とにかく、エレンにとっての兵長は、かっこよくて強い、憧れの存在らしい。
リヴァイは持っているグラスを握りつぶしそうなほど手に力を込めて話に耳を傾ける。
「…なにしててもかっこよくて…俺なんかにも優しくて…たまーに褒めてくれて…ふふ…」
自分に普段全く見せることのない笑顔を、顔も知らない"兵長"には想いを馳せるだけで見せることができる。
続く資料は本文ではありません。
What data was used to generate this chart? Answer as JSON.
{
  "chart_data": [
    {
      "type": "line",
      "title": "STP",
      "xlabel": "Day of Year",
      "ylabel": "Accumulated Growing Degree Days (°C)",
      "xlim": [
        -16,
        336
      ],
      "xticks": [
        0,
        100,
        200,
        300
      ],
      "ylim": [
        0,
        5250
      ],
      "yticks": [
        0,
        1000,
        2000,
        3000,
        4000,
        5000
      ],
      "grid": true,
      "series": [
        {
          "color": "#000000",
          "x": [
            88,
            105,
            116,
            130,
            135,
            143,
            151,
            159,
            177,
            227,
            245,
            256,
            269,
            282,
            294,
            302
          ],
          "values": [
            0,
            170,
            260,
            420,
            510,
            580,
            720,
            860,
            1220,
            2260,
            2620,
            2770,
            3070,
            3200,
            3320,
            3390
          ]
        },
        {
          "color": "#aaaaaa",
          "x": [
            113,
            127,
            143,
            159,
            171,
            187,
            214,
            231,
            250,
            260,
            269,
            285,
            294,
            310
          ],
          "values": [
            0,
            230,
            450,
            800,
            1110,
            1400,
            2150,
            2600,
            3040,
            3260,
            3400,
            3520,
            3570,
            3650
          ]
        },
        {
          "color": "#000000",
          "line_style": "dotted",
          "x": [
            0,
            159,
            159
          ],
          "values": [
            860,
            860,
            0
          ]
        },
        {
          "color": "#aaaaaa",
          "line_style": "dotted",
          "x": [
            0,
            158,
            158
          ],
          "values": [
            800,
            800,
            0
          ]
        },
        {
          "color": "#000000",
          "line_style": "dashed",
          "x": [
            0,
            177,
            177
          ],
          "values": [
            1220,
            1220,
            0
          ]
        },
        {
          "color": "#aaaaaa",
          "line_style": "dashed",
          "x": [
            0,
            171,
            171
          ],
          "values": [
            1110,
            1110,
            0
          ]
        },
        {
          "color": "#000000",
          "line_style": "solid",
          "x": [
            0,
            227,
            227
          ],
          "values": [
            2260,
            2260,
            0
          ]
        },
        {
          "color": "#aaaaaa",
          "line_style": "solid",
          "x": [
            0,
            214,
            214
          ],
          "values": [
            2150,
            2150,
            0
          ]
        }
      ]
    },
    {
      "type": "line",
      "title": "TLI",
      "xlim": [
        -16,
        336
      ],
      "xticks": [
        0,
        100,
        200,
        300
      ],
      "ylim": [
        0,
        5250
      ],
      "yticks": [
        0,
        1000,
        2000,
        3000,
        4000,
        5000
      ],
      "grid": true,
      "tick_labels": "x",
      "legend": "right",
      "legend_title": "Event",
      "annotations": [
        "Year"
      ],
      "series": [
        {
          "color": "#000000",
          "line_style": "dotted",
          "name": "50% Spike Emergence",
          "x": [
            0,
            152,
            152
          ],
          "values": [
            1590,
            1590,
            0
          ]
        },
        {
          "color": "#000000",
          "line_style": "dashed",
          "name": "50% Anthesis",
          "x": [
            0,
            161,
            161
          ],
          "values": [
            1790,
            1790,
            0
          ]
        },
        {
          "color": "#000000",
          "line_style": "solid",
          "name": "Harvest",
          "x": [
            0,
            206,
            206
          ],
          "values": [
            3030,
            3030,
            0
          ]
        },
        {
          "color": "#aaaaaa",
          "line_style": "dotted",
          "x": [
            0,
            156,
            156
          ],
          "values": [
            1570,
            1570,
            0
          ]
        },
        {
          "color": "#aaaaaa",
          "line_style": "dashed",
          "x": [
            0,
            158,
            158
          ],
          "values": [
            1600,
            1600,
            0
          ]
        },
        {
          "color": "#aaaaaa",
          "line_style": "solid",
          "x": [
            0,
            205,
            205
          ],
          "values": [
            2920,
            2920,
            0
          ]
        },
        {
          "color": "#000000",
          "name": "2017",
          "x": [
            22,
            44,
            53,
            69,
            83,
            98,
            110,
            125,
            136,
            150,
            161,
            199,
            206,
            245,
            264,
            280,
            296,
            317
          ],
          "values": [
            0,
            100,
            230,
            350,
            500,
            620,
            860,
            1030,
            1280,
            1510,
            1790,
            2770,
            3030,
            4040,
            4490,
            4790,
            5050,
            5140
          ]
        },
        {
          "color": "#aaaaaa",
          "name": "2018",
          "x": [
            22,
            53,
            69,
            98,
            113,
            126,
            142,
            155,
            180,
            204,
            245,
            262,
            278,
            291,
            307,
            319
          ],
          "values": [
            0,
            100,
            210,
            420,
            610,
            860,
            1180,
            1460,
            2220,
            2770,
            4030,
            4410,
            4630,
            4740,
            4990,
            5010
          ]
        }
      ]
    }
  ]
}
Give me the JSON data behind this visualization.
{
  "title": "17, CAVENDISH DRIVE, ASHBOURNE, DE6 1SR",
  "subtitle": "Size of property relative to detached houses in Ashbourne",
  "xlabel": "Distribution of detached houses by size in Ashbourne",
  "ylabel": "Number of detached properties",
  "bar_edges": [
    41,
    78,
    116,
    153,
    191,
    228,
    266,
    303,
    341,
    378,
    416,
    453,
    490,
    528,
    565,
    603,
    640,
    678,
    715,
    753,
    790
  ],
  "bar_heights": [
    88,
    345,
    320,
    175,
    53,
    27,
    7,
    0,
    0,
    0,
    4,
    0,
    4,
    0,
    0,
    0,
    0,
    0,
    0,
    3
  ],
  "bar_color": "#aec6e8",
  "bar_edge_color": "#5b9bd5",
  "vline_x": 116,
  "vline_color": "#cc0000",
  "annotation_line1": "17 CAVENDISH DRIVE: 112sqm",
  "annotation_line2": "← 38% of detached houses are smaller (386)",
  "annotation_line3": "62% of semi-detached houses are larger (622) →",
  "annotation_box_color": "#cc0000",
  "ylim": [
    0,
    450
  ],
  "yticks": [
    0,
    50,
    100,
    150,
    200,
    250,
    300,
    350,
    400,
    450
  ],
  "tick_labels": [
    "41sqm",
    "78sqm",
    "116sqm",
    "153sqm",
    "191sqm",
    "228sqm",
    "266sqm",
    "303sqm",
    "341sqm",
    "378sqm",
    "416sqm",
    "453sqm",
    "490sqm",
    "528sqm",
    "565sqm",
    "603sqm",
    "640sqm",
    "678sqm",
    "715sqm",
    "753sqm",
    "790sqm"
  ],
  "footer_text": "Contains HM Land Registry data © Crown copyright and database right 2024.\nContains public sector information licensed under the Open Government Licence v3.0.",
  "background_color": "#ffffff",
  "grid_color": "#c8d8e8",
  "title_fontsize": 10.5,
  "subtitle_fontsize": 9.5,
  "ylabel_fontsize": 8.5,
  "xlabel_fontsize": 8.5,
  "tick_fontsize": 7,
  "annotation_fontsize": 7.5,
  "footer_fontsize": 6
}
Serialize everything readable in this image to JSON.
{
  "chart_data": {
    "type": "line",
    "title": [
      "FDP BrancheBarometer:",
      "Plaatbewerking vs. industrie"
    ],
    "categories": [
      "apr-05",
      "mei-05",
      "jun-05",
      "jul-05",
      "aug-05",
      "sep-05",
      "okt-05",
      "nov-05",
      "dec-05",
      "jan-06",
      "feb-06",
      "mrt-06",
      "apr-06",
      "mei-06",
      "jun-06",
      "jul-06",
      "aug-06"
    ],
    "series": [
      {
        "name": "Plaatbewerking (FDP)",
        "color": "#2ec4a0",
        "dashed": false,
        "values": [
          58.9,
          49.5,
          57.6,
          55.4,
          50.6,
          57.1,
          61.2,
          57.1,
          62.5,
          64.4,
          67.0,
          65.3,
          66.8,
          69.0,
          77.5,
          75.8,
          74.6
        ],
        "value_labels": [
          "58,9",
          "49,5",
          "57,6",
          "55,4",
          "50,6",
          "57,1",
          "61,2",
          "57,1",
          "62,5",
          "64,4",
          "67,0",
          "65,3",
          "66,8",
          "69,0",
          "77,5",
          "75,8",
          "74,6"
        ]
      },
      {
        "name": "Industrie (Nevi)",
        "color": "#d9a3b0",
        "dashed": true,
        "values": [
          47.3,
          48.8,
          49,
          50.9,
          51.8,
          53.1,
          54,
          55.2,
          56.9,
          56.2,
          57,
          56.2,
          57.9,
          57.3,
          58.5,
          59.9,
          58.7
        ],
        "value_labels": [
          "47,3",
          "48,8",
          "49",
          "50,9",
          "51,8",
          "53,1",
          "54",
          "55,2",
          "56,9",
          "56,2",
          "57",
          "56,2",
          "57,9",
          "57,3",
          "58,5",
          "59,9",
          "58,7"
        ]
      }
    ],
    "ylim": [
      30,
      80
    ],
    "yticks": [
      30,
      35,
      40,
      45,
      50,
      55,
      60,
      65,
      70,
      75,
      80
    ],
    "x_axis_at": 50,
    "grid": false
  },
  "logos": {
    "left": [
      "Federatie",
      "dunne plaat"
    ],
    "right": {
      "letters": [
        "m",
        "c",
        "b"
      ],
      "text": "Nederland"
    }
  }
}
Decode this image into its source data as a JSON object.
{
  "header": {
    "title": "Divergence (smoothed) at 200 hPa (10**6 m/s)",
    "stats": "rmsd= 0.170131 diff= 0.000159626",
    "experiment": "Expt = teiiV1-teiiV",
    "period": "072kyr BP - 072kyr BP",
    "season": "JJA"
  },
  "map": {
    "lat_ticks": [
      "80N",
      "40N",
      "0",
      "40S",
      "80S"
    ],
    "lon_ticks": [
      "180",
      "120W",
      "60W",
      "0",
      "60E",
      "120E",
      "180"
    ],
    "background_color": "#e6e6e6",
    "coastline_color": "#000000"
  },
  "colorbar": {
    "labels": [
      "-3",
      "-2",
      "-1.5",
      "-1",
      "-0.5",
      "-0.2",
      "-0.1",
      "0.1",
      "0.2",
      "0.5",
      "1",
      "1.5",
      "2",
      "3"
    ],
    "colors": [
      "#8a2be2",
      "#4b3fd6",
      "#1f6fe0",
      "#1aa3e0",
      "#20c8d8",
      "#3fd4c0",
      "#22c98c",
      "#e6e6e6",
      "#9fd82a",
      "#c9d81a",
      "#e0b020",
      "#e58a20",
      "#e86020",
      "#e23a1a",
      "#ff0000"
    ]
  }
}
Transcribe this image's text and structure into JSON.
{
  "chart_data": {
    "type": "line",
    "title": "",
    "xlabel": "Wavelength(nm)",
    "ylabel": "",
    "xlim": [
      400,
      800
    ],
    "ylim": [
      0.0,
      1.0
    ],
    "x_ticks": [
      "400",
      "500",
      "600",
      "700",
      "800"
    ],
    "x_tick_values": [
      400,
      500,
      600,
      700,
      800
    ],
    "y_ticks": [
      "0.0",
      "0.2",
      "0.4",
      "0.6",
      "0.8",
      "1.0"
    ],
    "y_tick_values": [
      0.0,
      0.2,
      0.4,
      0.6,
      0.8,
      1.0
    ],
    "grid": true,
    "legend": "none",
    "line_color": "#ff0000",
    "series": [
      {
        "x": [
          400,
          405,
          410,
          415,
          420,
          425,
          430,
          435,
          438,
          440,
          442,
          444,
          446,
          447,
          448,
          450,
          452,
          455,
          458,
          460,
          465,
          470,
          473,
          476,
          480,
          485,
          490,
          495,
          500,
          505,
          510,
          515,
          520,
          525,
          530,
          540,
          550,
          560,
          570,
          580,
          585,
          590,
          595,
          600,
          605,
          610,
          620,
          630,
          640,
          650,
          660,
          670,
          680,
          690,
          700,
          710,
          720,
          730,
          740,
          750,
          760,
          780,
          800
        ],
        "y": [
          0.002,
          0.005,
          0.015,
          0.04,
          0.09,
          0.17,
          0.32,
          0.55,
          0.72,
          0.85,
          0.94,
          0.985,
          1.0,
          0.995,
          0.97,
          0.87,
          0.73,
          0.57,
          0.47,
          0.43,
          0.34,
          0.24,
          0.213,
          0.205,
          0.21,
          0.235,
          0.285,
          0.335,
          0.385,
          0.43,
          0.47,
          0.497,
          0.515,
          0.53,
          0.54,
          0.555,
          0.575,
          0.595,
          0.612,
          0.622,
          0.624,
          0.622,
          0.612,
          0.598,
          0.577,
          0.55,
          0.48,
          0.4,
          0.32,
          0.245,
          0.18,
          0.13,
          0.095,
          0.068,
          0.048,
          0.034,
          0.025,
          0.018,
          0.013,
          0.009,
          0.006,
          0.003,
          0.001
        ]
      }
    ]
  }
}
よくわからない感情が、リヴァイの中にぐるぐると渦巻く。
「てか、兵長ってなに?軍隊とか今ないじゃん」
「…もう、その人、いないんです…」
エレンはそういうと、悲しそうな顔をした。
戦争にでも従軍して、死んだのだろうか。
「…でも、もう一度会いたいって、俺に言ってくれたから…だから、ずーっと、待ってるんです」
「…戻ってくるの?」
「んー…戻ってくる、のかなぁ?似てる人なら、すぐそばにいるんですけどねー、えへへ」
リヴァイは今度は、似てる人、というのが気になった。
「顔も名前も同じなんです。でも俺のこと、少しも覚えてないんですよー」
「そりゃ別人だからだろー」
「…ですよねー…あーもーのもーっ!」
エレンはぐいっとウーロンハイを煽る。
リヴァイも手に持っていたウイスキーを飲んだ。
「…エレンって好きな人いたんだね」
隣にいたハンジがそう言ってきた。
「だからなんだ。年頃なんだし当たり前だろ」
「いいの?"兵長"」
「あ?俺は兵長じゃねえって…」
そういえば、エレンは自分に会った時、兵長、と言ってこなかったか。
とすると、まさか、似ている人、というのは自分なのか。
「兵長…すきです…」
「あ、こら、エレン!そこで寝るな!おい!」
シンが困り果ててエレンを揺すっている。
似ている人が自分なのだとしたら、なにかあるだろうか。
リヴァイはそう考えて、すぐさま自分で否定する。
エレンは、"似ている人"が好きなのではない。
"兵長"が好きなのだ。
リヴァイはわけのわからない黒い感情を押し込めるように、またウイスキーを飲んだ。